Dental sealants are thin, plastic coatings that stick to the chewing surfaces of teeth. These sealants stop plaque build-up in the grooves of teeth and help prevent tooth decay. Applying the sealants is usually simple and quick, with no pain and very little discomfort for your child.
Sealants don’t stay on your child’s teeth forever. Your dentist will check them regularly. They might sometimes need fixing or replacing.
If you’re interested in dental sealants for your child, speak to your dentist.
Visiting the dentist
It’s important for your child to have regular dental check-ups. Your dentist will tell you how often your child needs a check-up. Dentists usually recommend every 6-12 months.
Your child might also see other oral health professionals, depending on your child’s needs. These include dental therapists, dental hygienists, oral health therapists or specialist dentists like paediatric dentists or orthodontists.

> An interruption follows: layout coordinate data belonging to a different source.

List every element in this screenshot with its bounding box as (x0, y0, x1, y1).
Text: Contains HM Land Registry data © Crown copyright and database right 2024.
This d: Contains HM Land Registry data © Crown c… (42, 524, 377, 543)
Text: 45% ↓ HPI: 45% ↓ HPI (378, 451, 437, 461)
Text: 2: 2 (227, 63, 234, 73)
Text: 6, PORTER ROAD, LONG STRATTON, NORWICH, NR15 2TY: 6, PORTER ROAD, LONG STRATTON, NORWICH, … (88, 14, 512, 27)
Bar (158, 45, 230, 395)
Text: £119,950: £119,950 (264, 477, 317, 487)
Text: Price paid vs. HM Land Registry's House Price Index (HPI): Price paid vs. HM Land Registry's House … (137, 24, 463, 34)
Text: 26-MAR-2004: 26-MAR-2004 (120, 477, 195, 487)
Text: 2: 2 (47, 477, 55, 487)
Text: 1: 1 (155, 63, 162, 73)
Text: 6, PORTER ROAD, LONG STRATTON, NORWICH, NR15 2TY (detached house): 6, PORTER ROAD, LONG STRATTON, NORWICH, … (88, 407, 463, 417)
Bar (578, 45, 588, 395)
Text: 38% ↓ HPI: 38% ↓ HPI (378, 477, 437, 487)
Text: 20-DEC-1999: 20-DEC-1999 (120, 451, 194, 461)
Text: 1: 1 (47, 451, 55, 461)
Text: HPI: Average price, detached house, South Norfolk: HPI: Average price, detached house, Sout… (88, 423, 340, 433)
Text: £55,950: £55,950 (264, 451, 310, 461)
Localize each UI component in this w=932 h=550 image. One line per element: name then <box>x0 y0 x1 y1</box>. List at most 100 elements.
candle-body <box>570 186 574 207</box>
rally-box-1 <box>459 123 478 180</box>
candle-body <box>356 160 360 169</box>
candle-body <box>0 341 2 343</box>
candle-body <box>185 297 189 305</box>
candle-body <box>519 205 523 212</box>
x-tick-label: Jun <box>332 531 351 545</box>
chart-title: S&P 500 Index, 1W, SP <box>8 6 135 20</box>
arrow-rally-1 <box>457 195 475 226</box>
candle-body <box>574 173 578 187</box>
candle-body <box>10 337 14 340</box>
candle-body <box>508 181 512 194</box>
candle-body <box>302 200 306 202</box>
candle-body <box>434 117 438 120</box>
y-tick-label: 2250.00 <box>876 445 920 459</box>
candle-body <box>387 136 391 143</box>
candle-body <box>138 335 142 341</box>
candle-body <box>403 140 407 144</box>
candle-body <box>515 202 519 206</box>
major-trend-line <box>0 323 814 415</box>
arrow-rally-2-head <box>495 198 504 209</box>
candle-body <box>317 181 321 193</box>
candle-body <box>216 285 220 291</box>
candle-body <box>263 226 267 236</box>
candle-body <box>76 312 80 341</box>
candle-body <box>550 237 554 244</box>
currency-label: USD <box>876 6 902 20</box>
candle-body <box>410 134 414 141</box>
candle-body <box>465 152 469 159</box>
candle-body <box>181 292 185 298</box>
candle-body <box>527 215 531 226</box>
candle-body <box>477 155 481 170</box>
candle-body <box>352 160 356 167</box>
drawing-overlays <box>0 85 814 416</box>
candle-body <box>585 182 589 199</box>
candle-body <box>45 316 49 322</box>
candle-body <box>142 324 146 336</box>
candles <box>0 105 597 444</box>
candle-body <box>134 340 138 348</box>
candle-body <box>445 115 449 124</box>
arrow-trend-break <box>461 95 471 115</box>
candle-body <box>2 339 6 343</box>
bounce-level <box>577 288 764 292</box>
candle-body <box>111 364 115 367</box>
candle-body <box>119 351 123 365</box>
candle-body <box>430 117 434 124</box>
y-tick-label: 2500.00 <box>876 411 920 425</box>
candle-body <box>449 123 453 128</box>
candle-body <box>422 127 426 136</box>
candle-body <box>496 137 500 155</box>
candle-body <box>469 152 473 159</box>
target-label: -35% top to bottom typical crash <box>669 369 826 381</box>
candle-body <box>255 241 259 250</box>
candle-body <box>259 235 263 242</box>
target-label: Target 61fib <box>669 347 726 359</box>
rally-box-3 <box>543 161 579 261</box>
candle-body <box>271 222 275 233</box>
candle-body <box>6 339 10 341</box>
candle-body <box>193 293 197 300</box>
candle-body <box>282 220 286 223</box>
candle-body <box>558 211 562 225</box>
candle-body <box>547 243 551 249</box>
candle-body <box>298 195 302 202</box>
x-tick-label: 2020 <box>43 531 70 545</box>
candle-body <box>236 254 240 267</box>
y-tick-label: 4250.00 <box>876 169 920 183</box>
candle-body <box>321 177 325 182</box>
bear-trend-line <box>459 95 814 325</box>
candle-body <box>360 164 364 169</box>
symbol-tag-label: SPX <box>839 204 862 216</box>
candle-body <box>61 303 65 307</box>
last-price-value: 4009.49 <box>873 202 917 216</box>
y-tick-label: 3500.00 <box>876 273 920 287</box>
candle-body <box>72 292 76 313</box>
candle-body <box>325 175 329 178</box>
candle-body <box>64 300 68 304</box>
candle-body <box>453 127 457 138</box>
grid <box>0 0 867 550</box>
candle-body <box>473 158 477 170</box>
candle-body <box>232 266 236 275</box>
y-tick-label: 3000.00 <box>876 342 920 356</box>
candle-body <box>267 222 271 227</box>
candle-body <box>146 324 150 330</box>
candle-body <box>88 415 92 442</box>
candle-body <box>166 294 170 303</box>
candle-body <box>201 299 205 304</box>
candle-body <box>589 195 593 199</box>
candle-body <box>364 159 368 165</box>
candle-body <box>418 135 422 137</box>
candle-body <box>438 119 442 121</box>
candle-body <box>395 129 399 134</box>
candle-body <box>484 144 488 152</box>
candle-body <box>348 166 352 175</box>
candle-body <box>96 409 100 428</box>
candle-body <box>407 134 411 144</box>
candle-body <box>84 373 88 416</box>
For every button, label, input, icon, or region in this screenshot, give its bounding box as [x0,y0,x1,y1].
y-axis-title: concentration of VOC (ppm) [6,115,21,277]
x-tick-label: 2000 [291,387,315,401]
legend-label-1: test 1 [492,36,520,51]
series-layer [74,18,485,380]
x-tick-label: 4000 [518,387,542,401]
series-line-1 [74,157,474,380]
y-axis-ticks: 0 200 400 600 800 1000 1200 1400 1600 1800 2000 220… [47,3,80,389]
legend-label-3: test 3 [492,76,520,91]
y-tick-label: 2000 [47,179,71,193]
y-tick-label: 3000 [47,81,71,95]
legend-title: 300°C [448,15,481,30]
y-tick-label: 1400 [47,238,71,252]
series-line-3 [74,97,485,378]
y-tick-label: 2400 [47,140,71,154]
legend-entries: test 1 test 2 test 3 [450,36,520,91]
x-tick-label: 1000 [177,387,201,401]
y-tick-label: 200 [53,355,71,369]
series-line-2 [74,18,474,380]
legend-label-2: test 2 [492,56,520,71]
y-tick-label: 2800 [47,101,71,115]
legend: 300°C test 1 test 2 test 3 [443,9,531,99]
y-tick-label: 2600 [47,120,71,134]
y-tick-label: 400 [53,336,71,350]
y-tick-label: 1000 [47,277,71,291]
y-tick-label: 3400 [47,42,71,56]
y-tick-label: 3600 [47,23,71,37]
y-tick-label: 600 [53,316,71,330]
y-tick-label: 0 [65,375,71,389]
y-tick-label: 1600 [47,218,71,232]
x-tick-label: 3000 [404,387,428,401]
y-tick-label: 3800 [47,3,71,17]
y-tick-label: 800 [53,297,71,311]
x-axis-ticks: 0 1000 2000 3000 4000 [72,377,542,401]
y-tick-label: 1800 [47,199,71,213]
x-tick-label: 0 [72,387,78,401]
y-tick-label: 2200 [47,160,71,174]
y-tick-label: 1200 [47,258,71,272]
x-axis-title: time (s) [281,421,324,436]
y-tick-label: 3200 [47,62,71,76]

Dental health care in Australia
Dental care for children is often free in the public dental system, up to a certain age. For details of public dental providers, see your state or territory health department website.
There are private dental clinics all over Australia. You’ll have to pay for your appointments, but people with private health insurance might get some money back from their private health fund.
If you’re eligible, the Australian Government’s Child Dental Benefits Schedule covers basic dental services for children aged 0-17 years at most private and public dental clinics.